Si la mise en oeuvre de ces mesures est à saluer, elles ne sont pas suffisantes pour répondre à l'ampleur des besoins du territoire mahorais. Au-delà des mesures d'urgence, le présent projet de loi de programmation, et en particulier son article 1er qui vise à approuver son rapport annexé, tend à donner de la visibilité sur les investissements prévus par l'État pour permettre une véritable refondation de Mayotte au cours des prochaines années.

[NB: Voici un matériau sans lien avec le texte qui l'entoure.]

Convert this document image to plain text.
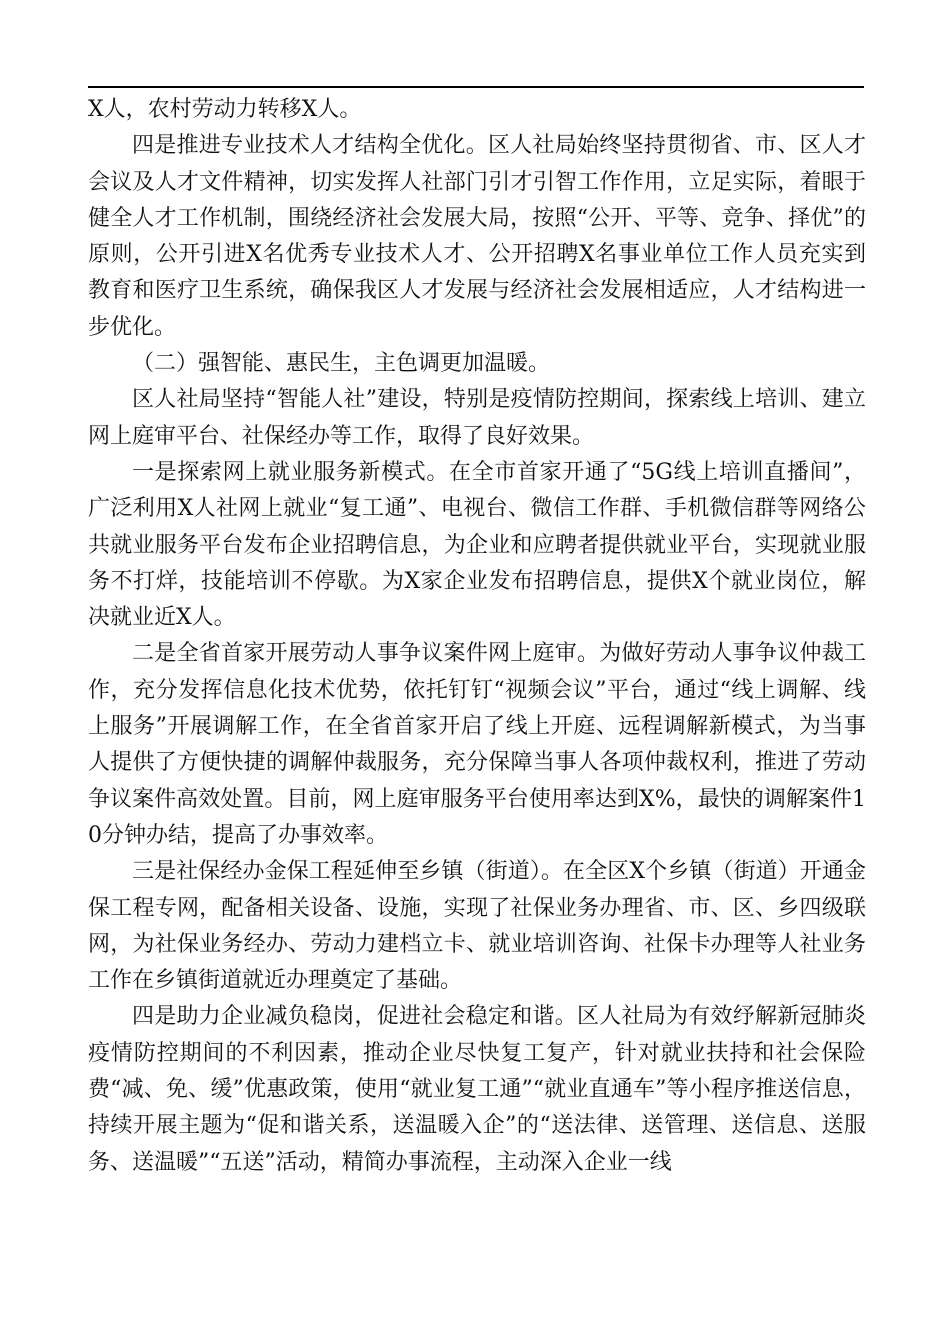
X人，农村劳动力转移X人。

四是推进专业技术人才结构全优化。区人社局始终坚持贯彻省、市、区人才会议及人才文件精神，切实发挥人社部门引才引智工作作用，立足实际，着眼于健全人才工作机制，围绕经济社会发展大局，按照“公开、平等、竞争、择优”的原则，公开引进X名优秀专业技术人才、公开招聘X名事业单位工作人员充实到教育和医疗卫生系统，确保我区人才发展与经济社会发展相适应，人才结构进一步优化。

（二）强智能、惠民生，主色调更加温暖。

区人社局坚持“智能人社”建设，特别是疫情防控期间，探索线上培训、建立网上庭审平台、社保经办等工作，取得了良好效果。

一是探索网上就业服务新模式。在全市首家开通了“5G线上培训直播间”，广泛利用X人社网上就业“复工通”、电视台、微信工作群、手机微信群等网络公共就业服务平台发布企业招聘信息，为企业和应聘者提供就业平台，实现就业服务不打烊，技能培训不停歇。为X家企业发布招聘信息，提供X个就业岗位，解决就业近X人。

二是全省首家开展劳动人事争议案件网上庭审。为做好劳动人事争议仲裁工作，充分发挥信息化技术优势，依托钉钉“视频会议”平台，通过“线上调解、线上服务”开展调解工作，在全省首家开启了线上开庭、远程调解新模式，为当事人提供了方便快捷的调解仲裁服务，充分保障当事人各项仲裁权利，推进了劳动争议案件高效处置。目前，网上庭审服务平台使用率达到X%，最快的调解案件10分钟办结，提高了办事效率。

三是社保经办金保工程延伸至乡镇（街道）。在全区X个乡镇（街道）开通金保工程专网，配备相关设备、设施，实现了社保业务办理省、市、区、乡四级联网，为社保业务经办、劳动力建档立卡、就业培训咨询、社保卡办理等人社业务工作在乡镇街道就近办理奠定了基础。

四是助力企业减负稳岗，促进社会稳定和谐。区人社局为有效纾解新冠肺炎疫情防控期间的不利因素，推动企业尽快复工复产，针对就业扶持和社会保险费“减、免、缓”优惠政策，使用“就业复工通”“就业直通车”等小程序推送信息，持续开展主题为“促和谐关系，送温暖入企”的“送法律、送管理、送信息、送服务、送温暖”“五送”活动，精简办事流程，主动深入企业一线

II. LE DISPOSITIF PROPOSÉ : DES INVESTISSEMENTS DE 3,18 MILLIARDS D'EUROS ENTRE 2025 ET 2031
L'article 1er prévoit l'approbation du rapport annexé, qui comprend une programmation d'investissements prévus à Mayotte pour la période allant de 2025 à 2031, à hauteur de 3,176 milliards d'euros au total.
L'objectif des investissements programmés est de « donner les moyens aux Mahorais d'exercer leurs droits, de vivre en paix et en sécurité à Mayotte ». Ils répondent à « la triple ambition de la refondation : protéger les Mahorais, garantir l'accès aux biens et ressources essentiels et développer les leviers de la prospérité de Mayotte ». Au total, 7 domaines d'investissements prioritaires ont été identifiés pour permettre la refondation de Mayotte.
Montants des investissements prévus à Mayotte entre 2025 et 2031
(en millions d'euros)
Domaine |
Nature |
Montant des investissements |
Lutte contre l'immigration clandestine et sécurité |
Renforcement du dispositif de surveillance et d'interception aérien et maritime |
52 |
Justice |
Construction d'un deuxième centre pénitentiaire |
292 |
Construction d'une cité judiciaire |
124 |
|
Création d'un centre éducatif fermé |
14 |
|
Santé |
- Construction d'un second centre hospitalier à Combani ; - Extension et modernisation du centre hospitalier de Mamoudzou |
407 |
Eau |
Modernisation de la gestion de l'eau et de l'assainissement dans le cadre du plan eau Mayotte (deuxième usine de dessalement et troisième retenue collinaire) |
730 |
Transports |
Sécurisation de la desserte aérienne (construction d'un aéroport à Grande-Terre) |
1 200 |
Infrastructures routières et transports en commun (réalisation de voies de contournement dans le cadre du projet CARIBUS, pôles d'échanges multimodaux notamment à Mamoudzou) |
280 |
|
Déchets |
Développement de points de collecte et de l'économie circulaire |
27 |
Numérique |
Déploiement de la fibre |
50 |
Total |
3 176 |
Source : commission des finances d'après le rapport annexé
Ainsi, près de 1,2 milliard d'euros sera consacré à la construction d'un nouvel aéroport à Grande-Terre, et 280 millions d'euros à la construction d'infrastructures routières. 46,6 % des investissements prévus seront donc dédiés aux transports.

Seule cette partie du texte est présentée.